I’m glad we had this little chat. To be honest, I almost didn’t post this essay. After all, it is easy enough to just roll my eyes and move on. I’m not even ‘outraged’ or ‘mad’. I am frankly a little sad. Because you are missing an opportunity to become a mentor and surrogate mom to young men and women who would otherwise never cross your path. And they are missing out on getting to know you and to understand your point of view.



ADDENDUM: Friday, September 6, 2013:

Mrs. Hall took out all of the pictures of her boys on the beach (really) because of comments from readers and bloggers. So you can disregard my comments about boy tan-lines etc. But the rest I still hold as true…
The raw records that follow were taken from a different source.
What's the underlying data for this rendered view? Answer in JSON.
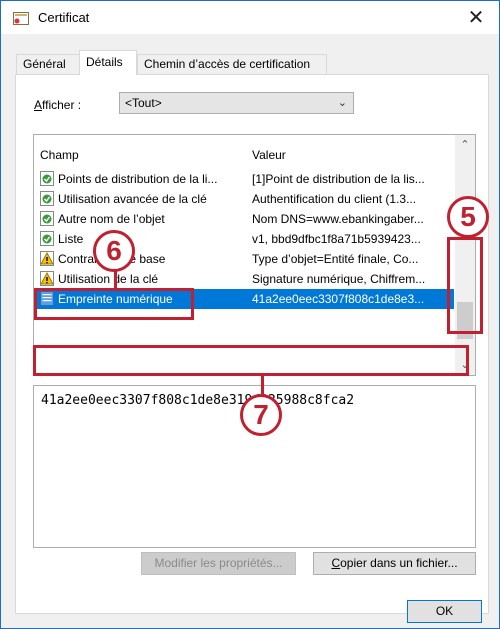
{
  "window": {
    "title": "Certificat",
    "close_glyph": "✕"
  },
  "tabs": [
    {
      "label": "Général",
      "active": false
    },
    {
      "label": "Détails",
      "active": true
    },
    {
      "label": "Chemin d’accès de certification",
      "active": false
    }
  ],
  "filter": {
    "label_underlined": "A",
    "label_rest": "fficher :",
    "selected": "<Tout>"
  },
  "list": {
    "columns": [
      "Champ",
      "Valeur"
    ],
    "rows": [
      {
        "field": "Points de distribution de la li...",
        "value": "[1]Point de distribution de la lis...",
        "icon": "cert-field-icon",
        "selected": false
      },
      {
        "field": "Utilisation avancée de la clé",
        "value": "Authentification du client (1.3...",
        "icon": "cert-field-icon",
        "selected": false
      },
      {
        "field": "Autre nom de l’objet",
        "value": "Nom DNS=www.ebankingaber...",
        "icon": "cert-field-icon",
        "selected": false
      },
      {
        "field": "Liste",
        "value": "v1, bbd9dfbc1f8a71b5939423...",
        "icon": "cert-field-icon",
        "selected": false
      },
      {
        "field": "Contraintes de base",
        "value": "Type d’objet=Entité finale, Co...",
        "icon": "warning-cert-icon",
        "selected": false
      },
      {
        "field": "Utilisation de la clé",
        "value": "Signature numérique, Chiffrem...",
        "icon": "warning-cert-icon",
        "selected": false
      },
      {
        "field": "Empreinte numérique",
        "value": "41a2ee0eec3307f808c1de8e3...",
        "icon": "thumbprint-icon",
        "selected": true
      }
    ]
  },
  "value_box": {
    "text": "41a2ee0eec3307f808c1de8e319d925988c8fca2"
  },
  "buttons": {
    "edit_props": "Modifier les propriétés...",
    "copy_underlined": "C",
    "copy_rest": "opier dans un fichier...",
    "ok": "OK"
  },
  "annotations": {
    "five": "5",
    "six": "6",
    "seven": "7",
    "color": "#c0202f"
  },
  "colors": {
    "selection": "#0078d7",
    "accent_border": "#1c6fc7"
  }
}
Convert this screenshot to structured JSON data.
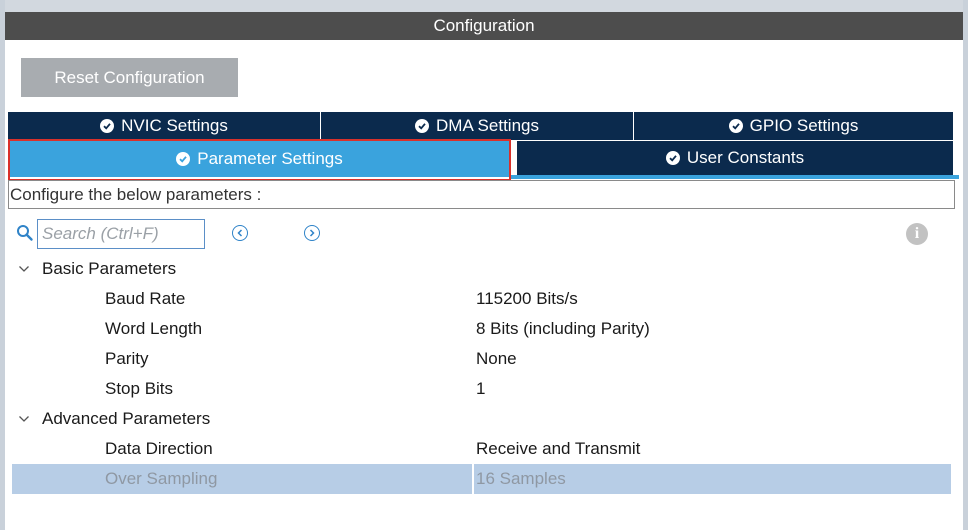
{
  "window": {
    "title": "Configuration"
  },
  "toolbar": {
    "reset_label": "Reset Configuration"
  },
  "tabs": {
    "row1": [
      {
        "label": "NVIC Settings",
        "icon": "check-circle-icon"
      },
      {
        "label": "DMA Settings",
        "icon": "check-circle-icon"
      },
      {
        "label": "GPIO Settings",
        "icon": "check-circle-icon"
      }
    ],
    "row2": [
      {
        "label": "Parameter Settings",
        "icon": "check-circle-icon",
        "active": true
      },
      {
        "label": "User Constants",
        "icon": "check-circle-icon"
      }
    ]
  },
  "description": "Configure the below parameters :",
  "search": {
    "placeholder": "Search (Ctrl+F)",
    "value": ""
  },
  "info_icon_glyph": "i",
  "groups": [
    {
      "name": "Basic Parameters",
      "expanded": true,
      "params": [
        {
          "label": "Baud Rate",
          "value": "115200 Bits/s"
        },
        {
          "label": "Word Length",
          "value": "8 Bits (including Parity)"
        },
        {
          "label": "Parity",
          "value": "None"
        },
        {
          "label": "Stop Bits",
          "value": "1"
        }
      ]
    },
    {
      "name": "Advanced Parameters",
      "expanded": true,
      "params": [
        {
          "label": "Data Direction",
          "value": "Receive and Transmit"
        },
        {
          "label": "Over Sampling",
          "value": "16 Samples",
          "disabled": true
        }
      ]
    }
  ],
  "colors": {
    "title_bar": "#4d4d4d",
    "tab_dark": "#0b2a4d",
    "tab_active": "#3aa3dd",
    "highlight_outline": "#d9312b",
    "disabled_row": "#b7cde6"
  }
}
Here’s her comment on her blog update and changed photographs:

“Readers, two days ago I wrote this post for my normal audience, which is usually very small. That said, I included recent pictures of my kids at the beach, and many new readers found that to be a grave lack of discernment, considering the topic.  I agree, and have replaced them with different photos than the original post. Thank you for your counsel.”